Hyundai Motor America CEO Randy Parker noted the industry is getting more competitive as automakers attempt to maintain profits of recent years without oversubsidizing sales.

“The market is changing swiftly, and it’s gotten a lot more competitive,” Parker said Tuesday during a media call.

Hyundai reported its best March sales ever last month, at 76,920 vehicles sold, but its first-quarter sales were only up 0.2% compared to a year earlier.

Separately, Hyundai’s Genesis luxury brand reported sales of 14,777 vehicles during the first quarter, up 7.3% year over year.

Here is how other major automakers performed in U.S. sales compared to the first quarter of 2023:

  • Toyota Motor reported a 16% increase in sales, including a 16.1% increase in March.
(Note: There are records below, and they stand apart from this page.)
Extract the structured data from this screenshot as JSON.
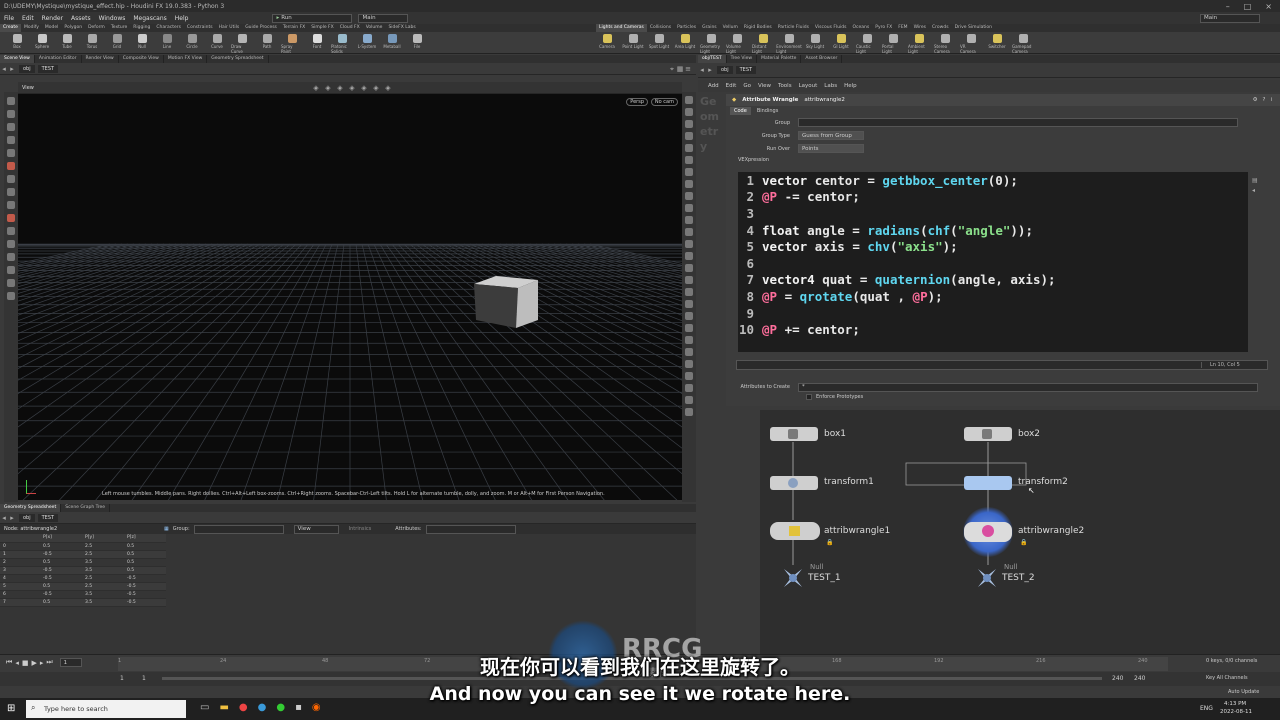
{
  "window": {
    "title": "D:\\UDEMY\\Mystique\\mystique_effect.hip - Houdini FX 19.0.383 - Python 3",
    "desktop": "Main"
  },
  "menu": [
    "File",
    "Edit",
    "Render",
    "Assets",
    "Windows",
    "Megascans",
    "Help"
  ],
  "run_combo": "Run",
  "main_combo": "Main",
  "shelf_tabs_left": [
    "Create",
    "Modify",
    "Model",
    "Polygon",
    "Deform",
    "Texture",
    "Rigging",
    "Characters",
    "Constraints",
    "Hair Utils",
    "Guide Process",
    "Terrain FX",
    "Simple FX",
    "Cloud FX",
    "Volume",
    "SideFX Labs"
  ],
  "shelf_tabs_right": [
    "Lights and Cameras",
    "Collisions",
    "Particles",
    "Grains",
    "Vellum",
    "Rigid Bodies",
    "Particle Fluids",
    "Viscous Fluids",
    "Oceans",
    "Pyro FX",
    "FEM",
    "Wires",
    "Crowds",
    "Drive Simulation"
  ],
  "shelf_tools_left": [
    "Box",
    "Sphere",
    "Tube",
    "Torus",
    "Grid",
    "Null",
    "Line",
    "Circle",
    "Curve",
    "Draw Curve",
    "Path",
    "Spray Paint",
    "Font",
    "Platonic Solids",
    "L-System",
    "Metaball",
    "File"
  ],
  "shelf_tools_right": [
    "Camera",
    "Point Light",
    "Spot Light",
    "Area Light",
    "Geometry Light",
    "Volume Light",
    "Distant Light",
    "Environment Light",
    "Sky Light",
    "GI Light",
    "Caustic Light",
    "Portal Light",
    "Ambient Light",
    "Stereo Camera",
    "VR Camera",
    "Switcher",
    "Gamepad Camera"
  ],
  "left_pane": {
    "tabs": [
      "Scene View",
      "Animation Editor",
      "Render View",
      "Composite View",
      "Motion FX View",
      "Geometry Spreadsheet"
    ],
    "path": [
      "obj",
      "TEST"
    ],
    "view_label": "View",
    "persp": "Persp",
    "cam": "No cam",
    "hint": "Left mouse tumbles. Middle pans. Right dollies. Ctrl+Alt+Left box-zooms. Ctrl+Right zooms. Spacebar-Ctrl-Left tilts. Hold L for alternate tumble, dolly, and zoom.    M or Alt+M for First Person Navigation."
  },
  "spreadsheet": {
    "tabs": [
      "Geometry Spreadsheet",
      "Scene Graph Tree"
    ],
    "path": [
      "obj",
      "TEST"
    ],
    "node": "Node: attribwrangle2",
    "group_label": "Group:",
    "view_label": "View",
    "intrinsics_label": "Intrinsics",
    "attributes_label": "Attributes:",
    "headers": [
      "",
      "P[x]",
      "P[y]",
      "P[z]"
    ],
    "rows": [
      [
        "0",
        "0.5",
        "2.5",
        "0.5"
      ],
      [
        "1",
        "-0.5",
        "2.5",
        "0.5"
      ],
      [
        "2",
        "0.5",
        "3.5",
        "0.5"
      ],
      [
        "3",
        "-0.5",
        "3.5",
        "0.5"
      ],
      [
        "4",
        "-0.5",
        "2.5",
        "-0.5"
      ],
      [
        "5",
        "0.5",
        "2.5",
        "-0.5"
      ],
      [
        "6",
        "-0.5",
        "3.5",
        "-0.5"
      ],
      [
        "7",
        "0.5",
        "3.5",
        "-0.5"
      ]
    ]
  },
  "right_pane": {
    "tabs": [
      "obj/TEST",
      "Tree View",
      "Material Palette",
      "Asset Browser"
    ],
    "path": [
      "obj",
      "TEST"
    ],
    "menu": [
      "Add",
      "Edit",
      "Go",
      "View",
      "Tools",
      "Layout",
      "Labs",
      "Help"
    ],
    "node_type": "Attribute Wrangle",
    "node_name": "attribwrangle2",
    "param_tabs": [
      "Code",
      "Bindings"
    ],
    "group_label": "Group",
    "group_type_label": "Group Type",
    "group_type_value": "Guess from Group",
    "run_over_label": "Run Over",
    "run_over_value": "Points",
    "vex_label": "VEXpression",
    "cursor_pos": "Ln 10, Col 5",
    "attrs_create_label": "Attributes to Create",
    "attrs_create_value": "*",
    "enforce_label": "Enforce Prototypes",
    "geo_letters": [
      "Ge",
      "om",
      "etr",
      "y"
    ]
  },
  "code_lines": [
    {
      "n": "1",
      "parts": [
        [
          "k",
          "vector "
        ],
        [
          "t",
          "centor = "
        ],
        [
          "f",
          "getbbox_center"
        ],
        [
          "t",
          "(0);"
        ]
      ]
    },
    {
      "n": "2",
      "parts": [
        [
          "v",
          "@P"
        ],
        [
          "t",
          " -= centor;"
        ]
      ]
    },
    {
      "n": "3",
      "parts": []
    },
    {
      "n": "4",
      "parts": [
        [
          "k",
          "float "
        ],
        [
          "t",
          "angle = "
        ],
        [
          "f",
          "radians"
        ],
        [
          "t",
          "("
        ],
        [
          "f",
          "chf"
        ],
        [
          "t",
          "("
        ],
        [
          "s",
          "\"angle\""
        ],
        [
          "t",
          "));"
        ]
      ]
    },
    {
      "n": "5",
      "parts": [
        [
          "k",
          "vector "
        ],
        [
          "t",
          "axis = "
        ],
        [
          "f",
          "chv"
        ],
        [
          "t",
          "("
        ],
        [
          "s",
          "\"axis\""
        ],
        [
          "t",
          ");"
        ]
      ]
    },
    {
      "n": "6",
      "parts": []
    },
    {
      "n": "7",
      "parts": [
        [
          "k",
          "vector4 "
        ],
        [
          "t",
          "quat = "
        ],
        [
          "f",
          "quaternion"
        ],
        [
          "t",
          "(angle, axis);"
        ]
      ]
    },
    {
      "n": "8",
      "parts": [
        [
          "v",
          "@P"
        ],
        [
          "t",
          " = "
        ],
        [
          "f",
          "qrotate"
        ],
        [
          "t",
          "(quat , "
        ],
        [
          "v",
          "@P"
        ],
        [
          "t",
          ");"
        ]
      ]
    },
    {
      "n": "9",
      "parts": []
    },
    {
      "n": "10",
      "parts": [
        [
          "v",
          "@P"
        ],
        [
          "t",
          " += centor;"
        ]
      ]
    }
  ],
  "network_nodes": {
    "box1": "box1",
    "box2": "box2",
    "transform1": "transform1",
    "transform2": "transform2",
    "attribwrangle1": "attribwrangle1",
    "attribwrangle2": "attribwrangle2",
    "null_tag": "Null",
    "test1": "TEST_1",
    "test2": "TEST_2"
  },
  "timeline": {
    "frame": "1",
    "start": "1",
    "start2": "1",
    "ticks": [
      "1",
      "24",
      "48",
      "72",
      "96",
      "120",
      "144",
      "168",
      "192",
      "216",
      "240"
    ],
    "end": "240",
    "end2": "240",
    "keys": "0 keys, 0/0 channels",
    "key_all": "Key All Channels",
    "auto_update": "Auto Update"
  },
  "subtitles": {
    "zh": "现在你可以看到我们在这里旋转了。",
    "en": "And now you can see it we rotate here."
  },
  "taskbar": {
    "search": "Type here to search",
    "lang": "ENG",
    "time": "4:13 PM",
    "date": "2022-08-11"
  },
  "watermark": {
    "text": "RRCG",
    "sub": "人人素材"
  },
  "colors": {
    "code_bg": "#1d1d1d",
    "func": "#5fd7f0",
    "string": "#8be08b",
    "attr": "#ff6e9c",
    "selected_node": "#a9c8f0"
  }
}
The company sold nearly 388,000 vehicles during the first three months of the year.
  • Honda Motor reported a 17.3% jump in sales to nearly 334,000 vehicles sold, including a 10.1% increase in March.
  • Kia reported sales of 179,621 vehicles during the first quarter, off 2.5% year over year.
  • Nissan Group announced first quarter sales of 252,735 vehicles, a 7.2% increase from a year earlier.
  • EV startup Rivian Automotive reported vehicle deliveries of 13,588 vehicles during the first quarter, up from 7,946 vehicles a year earlier. The company reaffirmed guidance for annual production of 57,000 total vehicles, including 13,980 during the first three months of the year.